Prosseguindo este esforço de consciencialização da sociedade portuguesa para a endometriose e os seus impactos, dando resposta às preocupações apresentadas pela Petição Nº 27/XV/1, com a presente iniciativa o PAN pretende que o Governo aprove uma Estratégia Nacional de Combate à Endometriose e Adenomiose e avalie atribuição do estatuto de doença crónica aos pacientes com diagnóstico de Endometriose e/ou Adenomiose.

Para o PAN, a aprovação de uma Estratégia Nacional de Combate à Endometriose e Adenomiose, para além dar um reconhecimento e visibilidade pública a estas doenças, poderá garantir um conjunto estruturado de medidas que, de forma integrada, prossigam o esforço para a consciencialização, sensibilização e aprofundamento do conhecimento sobre esta doença, os seus sintomas e os impactos, incentivará o diagnóstico precoce da doença, permitirá uma melhoria do respectivo tratamento e acompanhamento da doença e o combate a certos estereótipos que ainda persistem.

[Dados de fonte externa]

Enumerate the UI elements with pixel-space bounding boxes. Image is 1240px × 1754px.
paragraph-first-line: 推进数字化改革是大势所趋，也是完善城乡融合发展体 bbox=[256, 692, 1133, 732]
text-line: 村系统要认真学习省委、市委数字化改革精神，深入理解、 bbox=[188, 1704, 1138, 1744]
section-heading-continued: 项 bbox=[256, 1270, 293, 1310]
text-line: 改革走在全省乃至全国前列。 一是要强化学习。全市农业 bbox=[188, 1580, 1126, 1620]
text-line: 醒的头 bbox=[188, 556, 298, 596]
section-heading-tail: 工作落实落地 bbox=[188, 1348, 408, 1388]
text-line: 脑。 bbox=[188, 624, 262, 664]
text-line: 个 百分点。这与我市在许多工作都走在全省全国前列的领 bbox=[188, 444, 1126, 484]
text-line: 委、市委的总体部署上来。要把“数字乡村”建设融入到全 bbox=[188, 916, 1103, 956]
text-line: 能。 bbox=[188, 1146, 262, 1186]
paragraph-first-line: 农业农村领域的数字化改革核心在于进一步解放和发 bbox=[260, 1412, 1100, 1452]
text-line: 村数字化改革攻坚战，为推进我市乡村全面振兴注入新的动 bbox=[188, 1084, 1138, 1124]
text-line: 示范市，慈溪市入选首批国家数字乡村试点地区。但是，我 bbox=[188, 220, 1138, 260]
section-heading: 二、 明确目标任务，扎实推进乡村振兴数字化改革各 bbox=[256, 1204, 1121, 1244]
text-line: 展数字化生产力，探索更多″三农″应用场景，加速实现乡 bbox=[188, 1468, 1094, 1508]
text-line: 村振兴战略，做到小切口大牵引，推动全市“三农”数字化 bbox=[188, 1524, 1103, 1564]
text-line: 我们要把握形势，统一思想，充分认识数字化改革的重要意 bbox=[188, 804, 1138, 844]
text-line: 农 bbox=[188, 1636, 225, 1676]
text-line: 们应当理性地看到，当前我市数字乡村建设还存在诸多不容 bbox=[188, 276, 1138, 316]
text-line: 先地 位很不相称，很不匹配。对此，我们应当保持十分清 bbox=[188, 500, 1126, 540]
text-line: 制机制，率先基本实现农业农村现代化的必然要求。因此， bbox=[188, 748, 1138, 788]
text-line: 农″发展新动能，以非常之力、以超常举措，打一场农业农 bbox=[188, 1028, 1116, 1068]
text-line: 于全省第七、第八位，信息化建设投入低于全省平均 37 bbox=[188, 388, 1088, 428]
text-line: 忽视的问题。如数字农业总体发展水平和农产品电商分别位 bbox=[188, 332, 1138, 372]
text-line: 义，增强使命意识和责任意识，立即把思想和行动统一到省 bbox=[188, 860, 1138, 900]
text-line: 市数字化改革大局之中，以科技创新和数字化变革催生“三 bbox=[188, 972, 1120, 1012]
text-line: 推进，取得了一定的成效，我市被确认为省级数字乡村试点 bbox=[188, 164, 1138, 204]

A adopção de uma Estratégia Nacional de Combate à Endometriose tem sido o caminho adoptado em diversos países. A Austrália adoptou um National Action Plan for Endometriosis, anunciado em 2017 e aprovado em Julho de 2018, que propõe um vasto conjunto de propostas assente nos objectivos de conscientização e educação; de cuidados clínicos; e de pesquisa. E mais recentemente em França, no início de 2022, o Presidente Emmanuel Macron anunciou o lançamento de uma nova estratégia nacional para o combate à endometriose que, tendo em vista a preocupação com conscientização e a educação, irá conter medidas de incentivo ao diagnóstico precoce, de melhoria dos tratamentos (com centros de tratamento em cada região do país) e de incentivo à investigação científica sobre a doença. Em Inglaterra, em 30 de Agosto de 2022, foi apresentada Women’s Health Strategy for England, que dedica grande atenção e um conjunto de medidas referentes à Endometriose.

Por seu turno, a atribuição do estatuto de doença crónica aos pacientes com diagnóstico de Endometriose e/ou Adenomiose irá permitir uma maior monitorização a nível nacional, a integração das portadoras da doença em programas específicos destinados à promoção da saúde reprodutiva da mulher, maiores avanços na investigação ao nível da saúde pública e uma maior equidade no acesso a exames, consultas, tratamentos e medicação.  Importará sublinhar que medida similar foi adoptada recentemente em França, onde, em Janeiro de 2021, a Assembleia Nacional aprovou por unanimidade o reconhecimento da Endometriose como doença crónica e de longa duração.

Nestes termos, a abaixo assinada Deputada Única do PESSOAS-ANIMAIS-NATUREZA, ao abrigo das disposições constitucionais e regimentais aplicáveis, propõe que a Assembleia da República adopte a seguinte Resolução:

A Assembleia da República resolve, nos termos do n.º 5 do artigo 166.º da Constituição da República Portuguesa, recomendar ao Governo que:

  1. Proceda à criação de um grupo de trabalho multidisciplinar, que envolvendo a academia, os especialistas e as organizações não-governamentais, tendente à criação e aprovação de uma Estratégia Nacional de Combate à Endometriose e Adenomiose;
  2. Avalie a atribuição do estatuto de doença crónica aos pacientes com diagnóstico de Endometriose e/ou Adenomiose.

Assembleia da República, Palácio de São Bento, 28 de Dezembro de 2022

A Deputada,

Inês de Sousa Real


[1] Fadi I. Jabr e Venk Mani, An unusual cause of abdominal pain in a male patient: Endometriosis

[2] G. D. Adamson, S. Kennedy e L. Hummelshoj, Creating solutions in endometriosis: global collaboration through the World Endometriosis Research Foundation, in Journal of Endometriosis 2010, 2(1), páginas 3 a 6.